Pressure to cut IT costs and improve efficiency will result in yet another push towards outsourcing and offshoring. Michelle Price speaks with Daniel Marovitz, head of product management and chief operating officer, technology and MIS, global corporate finance, Deutsche Bank, about the bank’s outsourcing strategy.

 Times of budgetary stress and cost-containment, coupled with dramatic infrastructural disruption, have historically prompted many financial service providers to undertake large-scale business process and IT outsourcing arrangements. According to a recent survey of financial services companies conducted by AMR Research, the global financial crisis will be no different. For although the benefits of the global outsourcing boom now stretch well beyond labour-cost arbitrage models, outsourcing is still widely regarded as a principal means by which to cut costs and gain economies of scale, and fast.
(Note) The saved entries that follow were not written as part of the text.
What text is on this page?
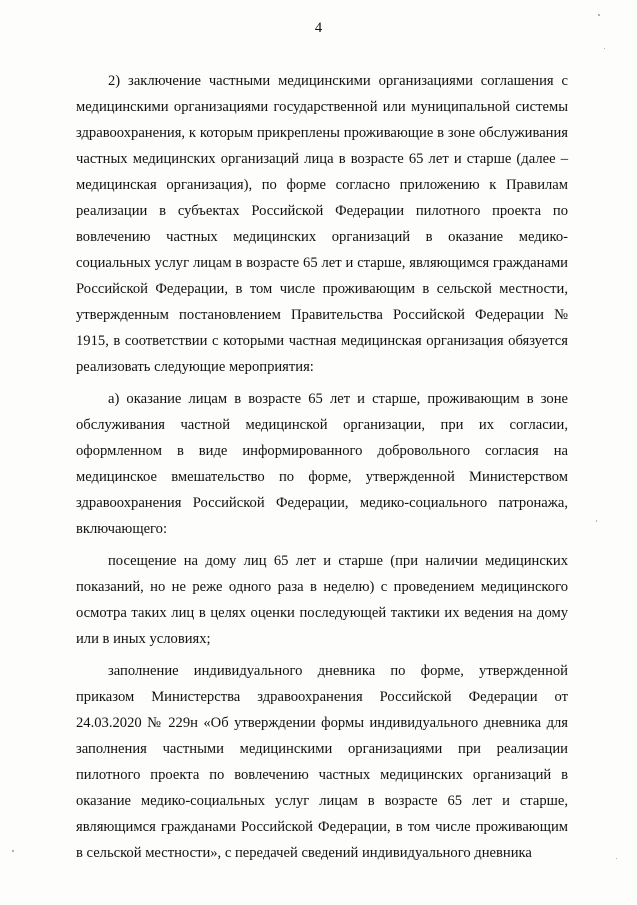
4

2) заключение частными медицинскими организациями соглашения с медицинскими организациями государственной или муниципальной системы здравоохранения, к которым прикреплены проживающие в зоне обслуживания частных медицинских организаций лица в возрасте 65 лет и старше (далее – медицинская организация), по форме согласно приложению к Правилам реализации в субъектах Российской Федерации пилотного проекта по вовлечению частных медицинских организаций в оказание медико-социальных услуг лицам в возрасте 65 лет и старше, являющимся гражданами Российской Федерации, в том числе проживающим в сельской местности, утвержденным постановлением Правительства Российской Федерации № 1915, в соответствии с которыми частная медицинская организация обязуется реализовать следующие мероприятия:

а) оказание лицам в возрасте 65 лет и старше, проживающим в зоне обслуживания частной медицинской организации, при их согласии, оформленном в виде информированного добровольного согласия на медицинское вмешательство по форме, утвержденной Министерством здравоохранения Российской Федерации, медико-социального патронажа, включающего:

посещение на дому лиц 65 лет и старше (при наличии медицинских показаний, но не реже одного раза в неделю) с проведением медицинского осмотра таких лиц в целях оценки последующей тактики их ведения на дому или в иных условиях;

заполнение индивидуального дневника по форме, утвержденной приказом Министерства здравоохранения Российской Федерации от 24.03.2020 № 229н «Об утверждении формы индивидуального дневника для заполнения частными медицинскими организациями при реализации пилотного проекта по вовлечению частных медицинских организаций в оказание медико-социальных услуг лицам в возрасте 65 лет и старше, являющимся гражданами Российской Федерации, в том числе проживающим в сельской местности», с передачей сведений индивидуального дневника
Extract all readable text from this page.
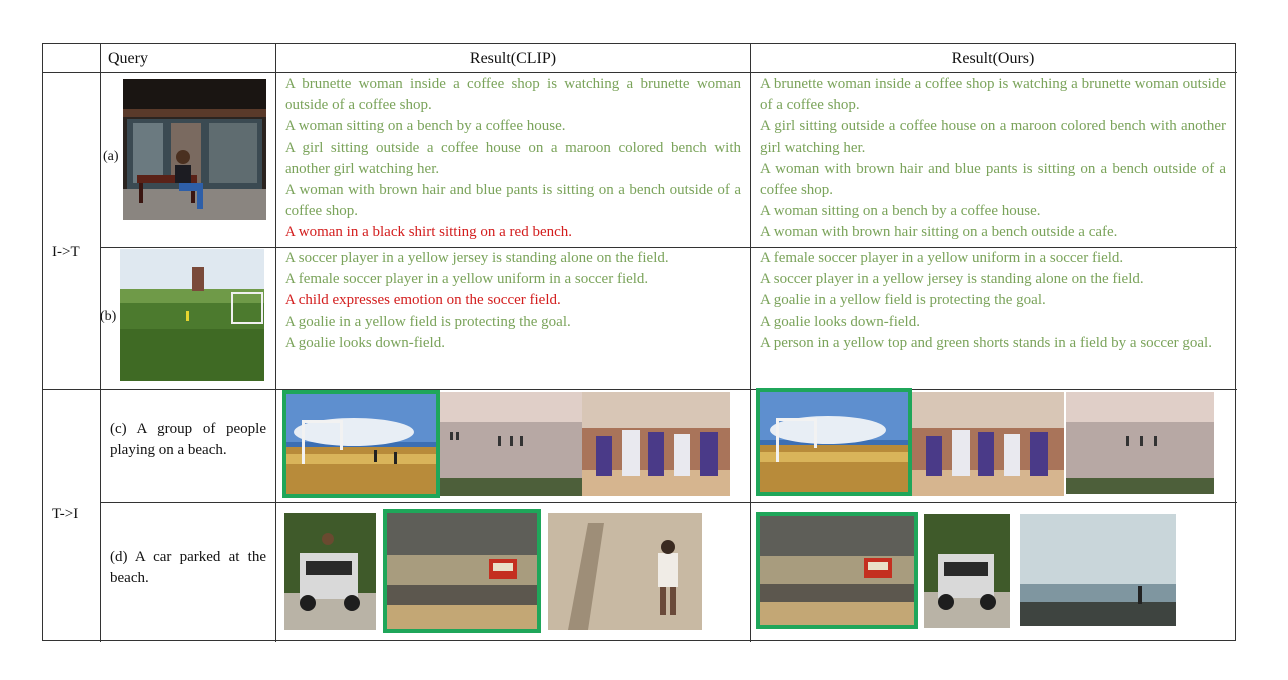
Query	Result(CLIP)	Result(Ours)
I->T
T->I
(a)
A brunette woman inside a coffee shop is watching a brunette woman outside of a coffee shop.
A woman sitting on a bench by a coffee house.
A girl sitting outside a coffee house on a maroon colored bench with another girl watching her.
A woman with brown hair and blue pants is sitting on a bench outside of a coffee shop.
A woman in a black shirt sitting on a red bench.
A brunette woman inside a coffee shop is watching a brunette woman outside of a coffee shop.
A girl sitting outside a coffee house on a maroon colored bench with another girl watching her.
A woman with brown hair and blue pants is sitting on a bench outside of a coffee shop.
A woman sitting on a bench by a coffee house.
A woman with brown hair sitting on a bench outside a cafe.
(b)
A soccer player in a yellow jersey is standing alone on the field.
A female soccer player in a yellow uniform in a soccer field.
A child expresses emotion on the soccer field.
A goalie in a yellow field is protecting the goal.
A goalie looks down-field.
A female soccer player in a yellow uniform in a soccer field.
A soccer player in a yellow jersey is standing alone on the field.
A goalie in a yellow field is protecting the goal.
A goalie looks down-field.
A person in a yellow top and green shorts stands in a field by a soccer goal.
(c) A group of people playing on a beach.
(d) A car parked at the beach.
Like many of its top-tier peers, Deutsche Bank is an enthusiastic user of outsourced services, with a large proportion of its technology staff operating from a number of global offshore locations, particularly India and ­Russia. As head of product management and chief operating officer, technology and MIS, global corporate finance, Deutsche Bank, Daniel Marovitz is tasked with the considerable job of overseeing multiple outsourcing agreements, all of which have to be carefully managed and strategically deployed, he says.

“The conclusion that the bank came to several years ago is that a lot of the heavy lifting around technology is not core to what we do: technology is core to what we do, but the production or construction of all parts of technology is not core.”

Captive operations

For reasons relating to “control, comfort and regulation”, he continues, the bank has typically outsourced and offshored IT functions, but has kept ‘captive’, that is kept offshore but in house, operations. Access to systems that commit the firm’s capital, for example, is only possible as a bank employee, even if that employee is based in Warsaw.

Technology functions, for example software development, are in most cases operated by third-party IT service providers, of whom the bank has a wide array, says Mr Marovitz. “We used to work with a wide array five years ago. But like most banks we ended up with a pretty messy situation, so over the past few years we have tried to consolidate that spend, and ensure we are important to the outsource provider and that they are important to us.”

In this previous environment, he adds, the bank was not truly able to benefit from both its scope and scale, where the use of outsourced services was concerned. “But now we do,” he adds. The ultimate nirvana for organisations such as Deutsche Bank, is to eliminate duplicate and costly vertical silos and instead operate one IT function, used horizontally across the bank, serviced by a single, central offshore hub: this is the global shared services model, to which many organisations aspire but few have yet achieved.

“Every bank is a bit near it, but people have misjudged how strong those silos are,” says Mr Marovitz. Although many banks do not yet have the risk appetite to realise this model, the ever-narrowing cost-saving gap between onshore and offshore locations will inevitably improve its financial attractiveness.

In the meantime, some providers and clients are attempting to build out more sophisticated risk-sharing and gain-sharing agreements with their providers. Deutsche Bank, for example, has entered into a gain-sharing agreement with its Russian IT service provider Luxoft, focused on a piece of web-based customer relationship management software the Russian company developed for the bank. Under the arrangement, both parties will sell the software to other institutions, with Deutsche Bank receiving 90% of the software licence fee and 10% of any custom-development fees.

Mr Marovitz and Luxoft’s CEO Dmitry Loschinin designed the simple arrangement in very little time, but it remains unclear how successful it will be given Deutsche Bank does not operate a dedicated sales force. Nonetheless, the bank is pioneering some small innovations through its service provider relationship.

The right balance

Fear of losing control and of taking on too great a shared risk, however, remains a major source of anxiety for many banking chief ­technology officers, who are still trying to understand where and how outsourcing arrangements are best applied. “Banks are always struggling to figure out what they are. What is a bank, and what do they do for a living? That’s not a trivial question and the answer to that question changes every few months,” says Mr Marovitz. Because technology has become so inextricably linked to what banks do across every single product area, he continues, the degree to which banks should onshore, offshore, outsource and insource remains a subject of continuous debate.

“Some people feel they’ve gone too far, and some people feel they haven’t gone far enough. This is a constant process,” he says, adding: “We’re still in such early days.”